Quando o advogado Luiz Eduardo Greenhalgh lhe mostrou um relatório revelando a morte do pai e do marido, e confirmando a do irmão, Victória Grabois começou uma batalha para que a memória deles não fosse esquecida. A ideia era reunir os parentes de desaparecidos para entender de que maneira tinham morrido e exigir a verdade.
Leia a primeira parte:
Parentes desaparecidos nunca mais
Começa a maratona jurídica para conseguir junto ao Estado a abertura dos arquivos militares e a interrogação dos responsáveis. A primeira ação, em 1982, foi arquivada várias vezes. “O processo nacional demorou tanto que o juiz encarregado do caso se aposentou”, conta a militante, fundadora da ONG Tortura Nunca Mais no Rio de Janeiro.
O fato acabou se tornando uma benção para os parentes de vítimas. Em 2003, 21 anos após o início da ação, a nova juíza, uma mulher jovem sem relação com a ditadura, manda o Estado abrir os arquivos e chamar para depor todos os militares que tinham participado da repressão. O governo recorre da decisão. “Uma grande decepção”, deixa escapar Victória. “Não é o Lula que decepciona. Da até para entender, é um sindicalista. Esta luta não é a história dele, mas de outros companheiros esperávamos outra coisa”, insiste.
As manobras do governo não conseguem parar o julgamento. Além de ganhar no Supremo Tribunal Federal, os parentes de vítimas assistiram finalmente ao primeiro resultado do pedido, feito em 1995 na OEA (Organização dos Estados Americanos). Em outubro de 2008, a entidade resolveu encaminhar o processo para a Corte Interamericana de Direitos Humanos. Uma condenação do Brasil por falta de cumprimento da lei pode ter uma repercussão internacional. “Ainda mais se acontece em 2010, em pleno ano eleitoral”, espera Victória.
A ameaça parece ter produzido efeito. Em agosto, o governo lançou a operação “Tocantins”, mandando tropas de Exército – sob a responsabilidade do Ministério da Defesa – à região amazônica para procurar os restos mortais dos guerrilheiros do Araguaia. Victória considera o fato de os militares estarem à frente das investigações um absurdo. “Como aqueles que mataram os guerrilheiros, que prenderam e torturaram grande parte da população, pretendem fazer surgir a verdade?”, questiona.

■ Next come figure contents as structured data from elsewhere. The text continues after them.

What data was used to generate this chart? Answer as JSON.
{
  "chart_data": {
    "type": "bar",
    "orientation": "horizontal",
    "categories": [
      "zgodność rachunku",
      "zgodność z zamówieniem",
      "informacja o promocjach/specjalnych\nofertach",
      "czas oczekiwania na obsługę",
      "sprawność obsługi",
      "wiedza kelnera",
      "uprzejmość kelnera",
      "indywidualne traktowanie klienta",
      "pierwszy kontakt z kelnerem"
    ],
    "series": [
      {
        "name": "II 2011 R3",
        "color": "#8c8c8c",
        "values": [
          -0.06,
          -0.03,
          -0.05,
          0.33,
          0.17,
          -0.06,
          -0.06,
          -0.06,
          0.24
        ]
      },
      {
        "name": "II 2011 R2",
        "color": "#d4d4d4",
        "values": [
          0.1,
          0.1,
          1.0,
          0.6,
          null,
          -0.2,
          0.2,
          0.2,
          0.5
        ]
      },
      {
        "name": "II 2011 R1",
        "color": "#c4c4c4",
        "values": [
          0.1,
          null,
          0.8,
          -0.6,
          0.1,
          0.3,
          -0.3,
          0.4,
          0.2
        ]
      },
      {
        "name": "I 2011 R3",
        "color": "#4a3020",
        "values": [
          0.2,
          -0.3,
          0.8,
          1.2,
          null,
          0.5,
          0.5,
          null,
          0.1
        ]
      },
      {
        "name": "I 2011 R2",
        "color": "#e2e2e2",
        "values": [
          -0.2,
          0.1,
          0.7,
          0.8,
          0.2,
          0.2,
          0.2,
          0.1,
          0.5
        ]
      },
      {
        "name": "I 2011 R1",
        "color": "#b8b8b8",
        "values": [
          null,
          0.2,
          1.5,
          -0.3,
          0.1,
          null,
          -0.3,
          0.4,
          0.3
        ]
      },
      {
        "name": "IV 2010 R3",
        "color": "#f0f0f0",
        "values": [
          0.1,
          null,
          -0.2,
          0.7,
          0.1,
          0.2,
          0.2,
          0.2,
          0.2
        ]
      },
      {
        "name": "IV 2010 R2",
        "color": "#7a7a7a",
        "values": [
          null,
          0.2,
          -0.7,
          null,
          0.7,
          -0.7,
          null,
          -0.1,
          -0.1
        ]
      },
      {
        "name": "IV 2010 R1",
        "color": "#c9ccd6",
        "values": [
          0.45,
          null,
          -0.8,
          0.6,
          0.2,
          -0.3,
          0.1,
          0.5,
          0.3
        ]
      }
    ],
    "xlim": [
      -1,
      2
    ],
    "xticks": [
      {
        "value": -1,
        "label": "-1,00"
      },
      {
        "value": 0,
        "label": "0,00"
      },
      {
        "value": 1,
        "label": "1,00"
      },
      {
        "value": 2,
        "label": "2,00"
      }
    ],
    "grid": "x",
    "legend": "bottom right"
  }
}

Para ela, as autoridades querem “mostrar para a Corte que foram lá e cumpriram a sentença da juíza, mas não vai funcionar”, conclui. A medida foi chamada de “farsa” pelos integrantes do grupo Tortura Nunca Mais – Rio de Janeiro. Eles avaliam que, ao contrário do que pretende o governo, a movimentação assustará a população local, calando os sobreviventes que ainda têm informações sobre o local das ossadas. Também lembram que, segundo a decisão da justiça, o governo deveria convocar para depor militares que participaram da repressão aos guerrilheiros, ponto recusado.
Política “perversa”
Para os militantes, a política iniciada com o presidente Fernando Henrique Cardoso (1995-2003) de reparação financeira aos anistiados e aos parentes de desaparecidos é perversa. “O governo dá o dinheiro esperando que a gente vá calar a boca. Mas nós não queremos dinheiro, queremos a verdade. Que nos digam como morreram, onde, quem matou e em qual lugar os restos mortais estão enterrados!”, protesta Victória.
A pesquisadora insiste que não é revanchismo. Contar a historia é vital para todos os brasileiros. “Um dos fatores da violência neste país, especialmente no Rio de Janeiro, é a impunidade desde a época da ditadura militar. Por que um policial militar pararia de torturar hoje se os torturadores de ontem podem continuar a circular sem problema? Antes eram militantes de esquerda, hoje são os favelados. Mas a tortura continua”, diz, explicando que sua associação trabalha também em cima da tortura contemporânea.
Ela lembra que a partir desse ponto de vista, o Brasil está em uma situação desconfortável na América Latina. Segundo Victoria, os brasileiros não têm promovido os mesmos avanços quanto a punição dos repressores, como é observado em países como Argentina, Chile e Uruguai.
Victória deposita todas as esperanças no processo da CIDH, que deveria avançar no começo do ano que vem. “Estou cansada, quero que termine logo, quero seguir vivendo a minha vida”, confessa. Ela esta segura que o corpo de seu pai nunca vai aparecer. “Imagine, o comandante da guerrilha! Os militares nunca vão liberar…”. Olhando pelos rostos em preto e branco de Mauricio, Gilberto e André, ela leva de novo a mão para suas costas e suspira: enquanto a verdade não surgir, ela não vai a descansar.